Nel complesso una serata non inutile, ma che evidenzia la seria  difficoltà dell’attuale quadro politico della sinistra oltre il PD, a liberarsi dell’ossessione della governabilità a tutti i costi o quasi, della insufficienza della propria presa di coscienza sui tanti errori commessi:
-          La necessaria e pubblica autocritica non può che determinare il farsi da parte di tutti coloro che hanno avuto responsabilità primarie nella applicazione di scelte economiche e sociali di governo apertamente liberiste. Non una” redde rationem” ma una coerenza e una dignità non più rinviabili;
-          La centralità programmatica di politiche apertamente antiliberiste in netta contrapposizione con tutte le “riforme “ fatte  al solo scopo di passare l’esame di austerity del “ ce lo dice l’Europa”, in quest’ottica non si può evitare di dire parole chiare proprio in merito all’UE e alla sua politica antipopolare, con questa UE non si può continuare;
-          Sugli accenni di  programma le contraddizioni proprio con gli indirizzi europei  sono evidenti, va detto come si potrà  trovare una soluzione che tenga assieme capra e cavoli, tutt’al più che bisognerà togliere di mezzo l’obbligatorietà del pareggio di bilancio e il fiscal compact;
-          Ciò pone all’ordine del giorno la ripresa della piena sovranità monetaria e la ripubblicizzazione della Banca d’Italia e del controllo sulla moneta; quale sarà la linea su tali questioni ? Credo che il “programma minimo” ipotizzato da Acerbo non sia sufficiente per aderire a questo percorso;
-          Gli investimenti pubblici che lo Stato dovrà avviare per  finanziare politiche keynesiane dovranno essere ingenti  e non potranno che ristabilire la necessità di una riflessione e di scelte coerenti di intervento e indirizzo  pubblico in economia  verso settori strategici come l’energia, la ristrutturazione del territorio e l’ambiente, le grandi infrastrutture e le telecomunicazioni, la ricerca e la formazione, i beni comuni e la sanità. Un nuovo grande new deal  italiano per risollevare il nostro Paese dalla depressione in cui la crisi e le errate soluzioni ad essa da parte della UE di banche e finanziarie ci hanno propinato in tutti questi anni, impoverendo vasti strati di popolo.
Una socializzazione dei settori guida dell’economia un consumo collettivo, con controlli di capitale, finanza regolata, banche come public utilities, lo Stato quale creatore diretto di occupazione, e così via.
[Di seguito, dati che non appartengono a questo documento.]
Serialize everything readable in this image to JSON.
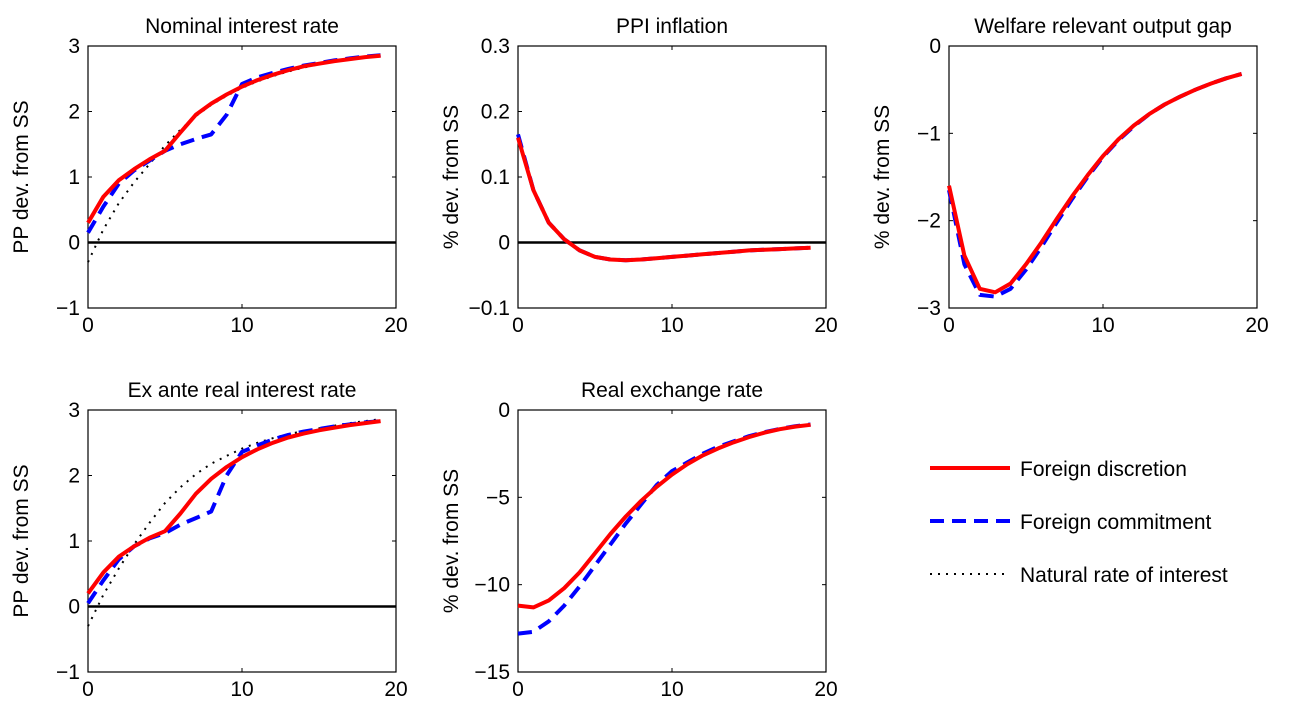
{
  "colors": {
    "discretion": "#ff0000",
    "commitment": "#0000ff",
    "natural": "#000000",
    "zero_line": "#000000"
  },
  "legend": {
    "placement": "bottom-right",
    "entries": [
      {
        "key": "discretion",
        "label": "Foreign discretion",
        "style": "solid"
      },
      {
        "key": "commitment",
        "label": "Foreign commitment",
        "style": "dashed"
      },
      {
        "key": "natural",
        "label": "Natural rate of interest",
        "style": "dotted"
      }
    ]
  },
  "chart_data": [
    {
      "type": "line",
      "title": "Nominal interest rate",
      "xlabel": "",
      "ylabel": "PP dev. from SS",
      "xlim": [
        0,
        20
      ],
      "ylim": [
        -1,
        3
      ],
      "xticks": [
        0,
        10,
        20
      ],
      "yticks": [
        -1,
        0,
        1,
        2,
        3
      ],
      "x": [
        0,
        1,
        2,
        3,
        4,
        5,
        6,
        7,
        8,
        9,
        10,
        11,
        12,
        13,
        14,
        15,
        16,
        17,
        18,
        19
      ],
      "zero_line": true,
      "series": [
        {
          "key": "discretion",
          "name": "Foreign discretion",
          "values": [
            0.3,
            0.7,
            0.95,
            1.12,
            1.27,
            1.4,
            1.68,
            1.95,
            2.12,
            2.26,
            2.38,
            2.48,
            2.56,
            2.63,
            2.69,
            2.73,
            2.77,
            2.8,
            2.83,
            2.85
          ]
        },
        {
          "key": "commitment",
          "name": "Foreign commitment",
          "values": [
            0.15,
            0.55,
            0.9,
            1.1,
            1.25,
            1.4,
            1.5,
            1.58,
            1.65,
            1.95,
            2.42,
            2.52,
            2.59,
            2.65,
            2.7,
            2.74,
            2.78,
            2.81,
            2.84,
            2.86
          ]
        },
        {
          "key": "natural",
          "name": "Natural rate of interest",
          "values": [
            -0.3,
            0.2,
            0.6,
            0.92,
            1.2,
            1.48,
            1.72,
            1.93,
            2.1,
            2.24,
            2.36,
            2.46,
            2.54,
            2.61,
            2.67,
            2.72,
            2.76,
            2.8,
            2.83,
            2.85
          ]
        }
      ]
    },
    {
      "type": "line",
      "title": "PPI inflation",
      "xlabel": "",
      "ylabel": "% dev. from SS",
      "xlim": [
        0,
        20
      ],
      "ylim": [
        -0.1,
        0.3
      ],
      "xticks": [
        0,
        10,
        20
      ],
      "yticks": [
        -0.1,
        0,
        0.1,
        0.2,
        0.3
      ],
      "x": [
        0,
        1,
        2,
        3,
        4,
        5,
        6,
        7,
        8,
        9,
        10,
        11,
        12,
        13,
        14,
        15,
        16,
        17,
        18,
        19
      ],
      "zero_line": true,
      "series": [
        {
          "key": "discretion",
          "name": "Foreign discretion",
          "values": [
            0.16,
            0.08,
            0.03,
            0.005,
            -0.012,
            -0.022,
            -0.026,
            -0.027,
            -0.026,
            -0.024,
            -0.022,
            -0.02,
            -0.018,
            -0.016,
            -0.014,
            -0.012,
            -0.011,
            -0.01,
            -0.009,
            -0.008
          ]
        },
        {
          "key": "commitment",
          "name": "Foreign commitment",
          "values": [
            0.165,
            0.08,
            0.03,
            0.005,
            -0.012,
            -0.022,
            -0.026,
            -0.027,
            -0.026,
            -0.024,
            -0.022,
            -0.02,
            -0.018,
            -0.016,
            -0.014,
            -0.012,
            -0.011,
            -0.01,
            -0.009,
            -0.008
          ]
        }
      ]
    },
    {
      "type": "line",
      "title": "Welfare relevant output gap",
      "xlabel": "",
      "ylabel": "% dev. from SS",
      "xlim": [
        0,
        20
      ],
      "ylim": [
        -3,
        0
      ],
      "xticks": [
        0,
        10,
        20
      ],
      "yticks": [
        -3,
        -2,
        -1,
        0
      ],
      "x": [
        0,
        1,
        2,
        3,
        4,
        5,
        6,
        7,
        8,
        9,
        10,
        11,
        12,
        13,
        14,
        15,
        16,
        17,
        18,
        19
      ],
      "zero_line": false,
      "series": [
        {
          "key": "discretion",
          "name": "Foreign discretion",
          "values": [
            -1.6,
            -2.4,
            -2.78,
            -2.82,
            -2.72,
            -2.5,
            -2.25,
            -1.98,
            -1.72,
            -1.48,
            -1.26,
            -1.07,
            -0.91,
            -0.78,
            -0.67,
            -0.58,
            -0.5,
            -0.43,
            -0.37,
            -0.32
          ]
        },
        {
          "key": "commitment",
          "name": "Foreign commitment",
          "values": [
            -1.65,
            -2.5,
            -2.85,
            -2.87,
            -2.78,
            -2.56,
            -2.3,
            -2.02,
            -1.75,
            -1.5,
            -1.27,
            -1.08,
            -0.92,
            -0.78,
            -0.67,
            -0.58,
            -0.5,
            -0.43,
            -0.37,
            -0.32
          ]
        }
      ]
    },
    {
      "type": "line",
      "title": "Ex ante real interest rate",
      "xlabel": "",
      "ylabel": "PP dev. from SS",
      "xlim": [
        0,
        20
      ],
      "ylim": [
        -1,
        3
      ],
      "xticks": [
        0,
        10,
        20
      ],
      "yticks": [
        -1,
        0,
        1,
        2,
        3
      ],
      "x": [
        0,
        1,
        2,
        3,
        4,
        5,
        6,
        7,
        8,
        9,
        10,
        11,
        12,
        13,
        14,
        15,
        16,
        17,
        18,
        19
      ],
      "zero_line": true,
      "series": [
        {
          "key": "discretion",
          "name": "Foreign discretion",
          "values": [
            0.2,
            0.52,
            0.76,
            0.92,
            1.05,
            1.15,
            1.42,
            1.72,
            1.95,
            2.13,
            2.28,
            2.4,
            2.5,
            2.58,
            2.64,
            2.69,
            2.73,
            2.77,
            2.8,
            2.83
          ]
        },
        {
          "key": "commitment",
          "name": "Foreign commitment",
          "values": [
            0.05,
            0.4,
            0.72,
            0.92,
            1.04,
            1.12,
            1.25,
            1.35,
            1.45,
            2.0,
            2.36,
            2.46,
            2.55,
            2.62,
            2.67,
            2.71,
            2.75,
            2.78,
            2.81,
            2.83
          ]
        },
        {
          "key": "natural",
          "name": "Natural rate of interest",
          "values": [
            -0.3,
            0.18,
            0.58,
            0.95,
            1.28,
            1.58,
            1.82,
            2.02,
            2.18,
            2.3,
            2.41,
            2.5,
            2.57,
            2.63,
            2.68,
            2.72,
            2.76,
            2.8,
            2.83,
            2.86
          ]
        }
      ]
    },
    {
      "type": "line",
      "title": "Real exchange rate",
      "xlabel": "",
      "ylabel": "% dev. from SS",
      "xlim": [
        0,
        20
      ],
      "ylim": [
        -15,
        0
      ],
      "xticks": [
        0,
        10,
        20
      ],
      "yticks": [
        -15,
        -10,
        -5,
        0
      ],
      "x": [
        0,
        1,
        2,
        3,
        4,
        5,
        6,
        7,
        8,
        9,
        10,
        11,
        12,
        13,
        14,
        15,
        16,
        17,
        18,
        19
      ],
      "zero_line": false,
      "series": [
        {
          "key": "discretion",
          "name": "Foreign discretion",
          "values": [
            -11.2,
            -11.3,
            -10.9,
            -10.2,
            -9.3,
            -8.2,
            -7.1,
            -6.1,
            -5.2,
            -4.4,
            -3.7,
            -3.1,
            -2.6,
            -2.2,
            -1.85,
            -1.55,
            -1.3,
            -1.1,
            -0.95,
            -0.85
          ]
        },
        {
          "key": "commitment",
          "name": "Foreign commitment",
          "values": [
            -12.8,
            -12.7,
            -12.1,
            -11.2,
            -10.1,
            -8.9,
            -7.7,
            -6.5,
            -5.4,
            -4.3,
            -3.5,
            -3.0,
            -2.5,
            -2.1,
            -1.8,
            -1.5,
            -1.27,
            -1.08,
            -0.93,
            -0.83
          ]
        }
      ]
    }
  ]
}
Non è Lenin: è la tradizione di Paolo Sylos Labini, Ernesto Rossi, di Alberto Breglia così amato da Federico Caffè di cui occorre riaprire gli studi con grande attenzione. Trova qui spazio una politica di disavanzi “buoni” dello Stato: pianificati a priori, per dar vita a, e ampliare costantemente, una quantità e qualità crescente di risorse produttive utili al fine del benessere collettivo, ovvero investimenti di lungo periodo in beni tangibili (infrastrutture, trasporti, ambiente, etc.) e intangibili (salute, ricerca, educazione, etc.). ( Riccardo Bellofiore dal libro  Federico Caffè – Economia senza profeti  - Ed.  Studium )

Sarà capace la sinistra di ritornare a fare il suo mestiere ? In tal caso non importa se non vincerà le prossime elezioni, ma porrà le basi per costruire una società ed una economia più giusta.

Eguaglianza- Ora o mai più: la sinistra che cambia, la sinistra che innova.